Python version: 3.6.4

Related modules:

numpy module;

sklearn module;

matplotlib module;

and some Python's own modules.

mpg123：

1.25.10

# Environment construction

Install Python and add to the environment variables, pip installation needs the relevant modules;

Unzip the mpg123 .zip file provided in the relevant file and add it to the environment variable, for example:

Start the spin-off

For convenience, all music files are converted to .wav format before being analyzed.

Start with the simplest! Let's take a look at the sound waveforms of different singers first:

Jay:

Feel the waveform map is so confusing, it seems that the amount of data caused by too much, so I intend to change a strategy, only draw the first 10 seconds of each song waveform map to compare, after all, a good start is half the success?

Jay:

Xu Wei:

Chen Yuxun:

Interesting...

It still seems interesting, but I don't see what it looks like, the difference between the waveform structure of the same singer's song and the waveform structure of the song sung by different singers seems to be quite large. Although there is no rule that the difference between the waveform structure of a song sung by the same singer must be very small, the difference between the waveform structure of the song sung by different singers must be very large.

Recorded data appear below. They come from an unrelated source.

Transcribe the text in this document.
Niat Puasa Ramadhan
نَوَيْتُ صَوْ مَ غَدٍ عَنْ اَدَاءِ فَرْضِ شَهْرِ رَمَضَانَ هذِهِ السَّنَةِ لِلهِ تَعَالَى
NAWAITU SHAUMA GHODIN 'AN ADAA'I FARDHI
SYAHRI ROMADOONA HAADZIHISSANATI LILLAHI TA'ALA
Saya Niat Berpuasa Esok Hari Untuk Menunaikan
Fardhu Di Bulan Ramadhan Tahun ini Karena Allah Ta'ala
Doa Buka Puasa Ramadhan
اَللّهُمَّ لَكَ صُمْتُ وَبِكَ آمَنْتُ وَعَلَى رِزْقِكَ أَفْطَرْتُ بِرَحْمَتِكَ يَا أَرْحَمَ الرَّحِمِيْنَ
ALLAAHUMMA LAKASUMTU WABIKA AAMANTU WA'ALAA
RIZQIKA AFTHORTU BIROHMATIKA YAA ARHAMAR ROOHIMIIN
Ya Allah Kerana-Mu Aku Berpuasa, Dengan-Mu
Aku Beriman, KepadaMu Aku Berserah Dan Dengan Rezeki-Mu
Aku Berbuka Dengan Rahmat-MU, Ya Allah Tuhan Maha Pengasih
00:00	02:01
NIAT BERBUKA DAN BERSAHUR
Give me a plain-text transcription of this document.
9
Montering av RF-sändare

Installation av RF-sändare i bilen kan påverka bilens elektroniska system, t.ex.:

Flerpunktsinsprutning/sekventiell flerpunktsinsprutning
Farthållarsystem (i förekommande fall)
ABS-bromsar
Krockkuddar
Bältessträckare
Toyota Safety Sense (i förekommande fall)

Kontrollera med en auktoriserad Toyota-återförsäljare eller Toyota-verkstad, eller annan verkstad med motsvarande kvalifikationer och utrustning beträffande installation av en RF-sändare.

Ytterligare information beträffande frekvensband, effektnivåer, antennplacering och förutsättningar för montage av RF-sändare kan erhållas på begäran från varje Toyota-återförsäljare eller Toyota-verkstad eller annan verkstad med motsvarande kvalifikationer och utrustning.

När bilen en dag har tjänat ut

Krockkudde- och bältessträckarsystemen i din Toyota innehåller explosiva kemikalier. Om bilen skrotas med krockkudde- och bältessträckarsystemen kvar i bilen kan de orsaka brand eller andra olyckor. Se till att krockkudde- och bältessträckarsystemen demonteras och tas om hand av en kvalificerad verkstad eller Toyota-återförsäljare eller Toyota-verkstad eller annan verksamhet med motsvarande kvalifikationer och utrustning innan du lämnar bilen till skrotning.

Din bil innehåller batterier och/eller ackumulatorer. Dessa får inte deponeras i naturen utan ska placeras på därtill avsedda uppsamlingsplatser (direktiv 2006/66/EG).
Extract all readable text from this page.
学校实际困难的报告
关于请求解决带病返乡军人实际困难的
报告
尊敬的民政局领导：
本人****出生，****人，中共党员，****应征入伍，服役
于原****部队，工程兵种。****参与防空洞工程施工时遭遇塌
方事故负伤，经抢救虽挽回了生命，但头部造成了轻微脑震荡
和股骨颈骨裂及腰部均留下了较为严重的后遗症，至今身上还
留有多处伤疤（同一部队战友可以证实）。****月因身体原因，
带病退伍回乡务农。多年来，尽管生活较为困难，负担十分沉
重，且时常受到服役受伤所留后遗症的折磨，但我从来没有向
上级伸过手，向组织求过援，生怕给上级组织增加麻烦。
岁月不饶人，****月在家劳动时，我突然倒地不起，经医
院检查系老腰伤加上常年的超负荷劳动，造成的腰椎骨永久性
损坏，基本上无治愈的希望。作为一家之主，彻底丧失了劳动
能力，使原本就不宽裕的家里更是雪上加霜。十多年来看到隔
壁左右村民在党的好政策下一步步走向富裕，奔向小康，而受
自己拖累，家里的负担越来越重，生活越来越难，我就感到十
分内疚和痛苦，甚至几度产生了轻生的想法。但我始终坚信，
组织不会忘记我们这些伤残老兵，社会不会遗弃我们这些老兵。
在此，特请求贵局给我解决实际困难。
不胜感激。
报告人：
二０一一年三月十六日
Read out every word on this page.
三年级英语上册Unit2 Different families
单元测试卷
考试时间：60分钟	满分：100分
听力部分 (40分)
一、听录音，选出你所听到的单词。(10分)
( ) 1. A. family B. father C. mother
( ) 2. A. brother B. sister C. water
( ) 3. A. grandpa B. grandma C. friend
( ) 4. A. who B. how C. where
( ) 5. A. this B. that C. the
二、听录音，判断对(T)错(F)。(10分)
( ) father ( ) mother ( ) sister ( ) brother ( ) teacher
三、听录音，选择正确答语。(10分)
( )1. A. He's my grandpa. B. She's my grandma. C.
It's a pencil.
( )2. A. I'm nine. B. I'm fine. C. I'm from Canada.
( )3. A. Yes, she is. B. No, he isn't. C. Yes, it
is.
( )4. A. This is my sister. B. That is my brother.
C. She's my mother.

Well, it's a little confusing, or it's better to be casual. S o let's try to extract the characteristics of the song. The song features we intend to extract are:

(1) The statistical moment of the song waveform, including mean, standard deviation, bias, and peak state, and we obtain the performance of these features on different time scales by smoothing the window (incremental smoothing, 1,10,100,1000 lengths respectively);

(2) In order to reflect the short-term change of the signal, we can calculate the statistical moment of the first-order difference amplitude of the waveform, and also obtain the performance of these characteristics (mean, standard deviation, eccentricity and peak state) on different time scales by smoothing the window;

(3) Finally, let's calculate the frequency domain characteristics of the waveform, where we only calculate the energy ratio of the song in different bands (dividing the entire band into 10 parts), but if the waveform data of the song is changed quickly, the calculation is too large, so let the waveform data pass through the smooth window of length 5 and then make a quick Fourier transformation.

To sum up, we've got 42 feature values for the song. L et's try to use these feature values to cluster the 43 songs I've downloaded these days. First, in order to facilitate the visualization of the results, we use PCA to degrade the data (42-dimensional features to 2-dimensional features), for convenience, we directly adjust the library (s klearn) implementation, the results printed as follows:

OK, then we can cluster the data after the dimension reduction, here we will implement the k mean clustering algorithm ourselves instead of simply modulation, the final clustering result is shown in the following figure (k=4):

Next we try to normalize the 42 feature values of the song, and then do the PCA and clustering above, while making k-3, and the final clustering result is shown in the following image:

Emmm, it looks like it's worse.

But I found that I liked the song "Tail Ring" for 8 years! It's still great, haha

Of course, there is a problem here, the song's 42 feature values are manually selected, perhaps not very good to show the song characteristics, and the correlation between these characteristics is not 0, that is, the existence of redundant characteristics.

https://www.christianpeccei.com/musicmap/ article uses genetic algorithms to select 18 feature values from 42 feature values as the song's final feature vector, the results are as follows:

Too lazy to reappeat, re-cluster directly with his conclusions, with the following results (k=3):

Emmm, it's like half a pound or two.

Well, it's about learning the basics of audio processing, machine learning, and visualization.

All source code and footage are available in the relevant file, End.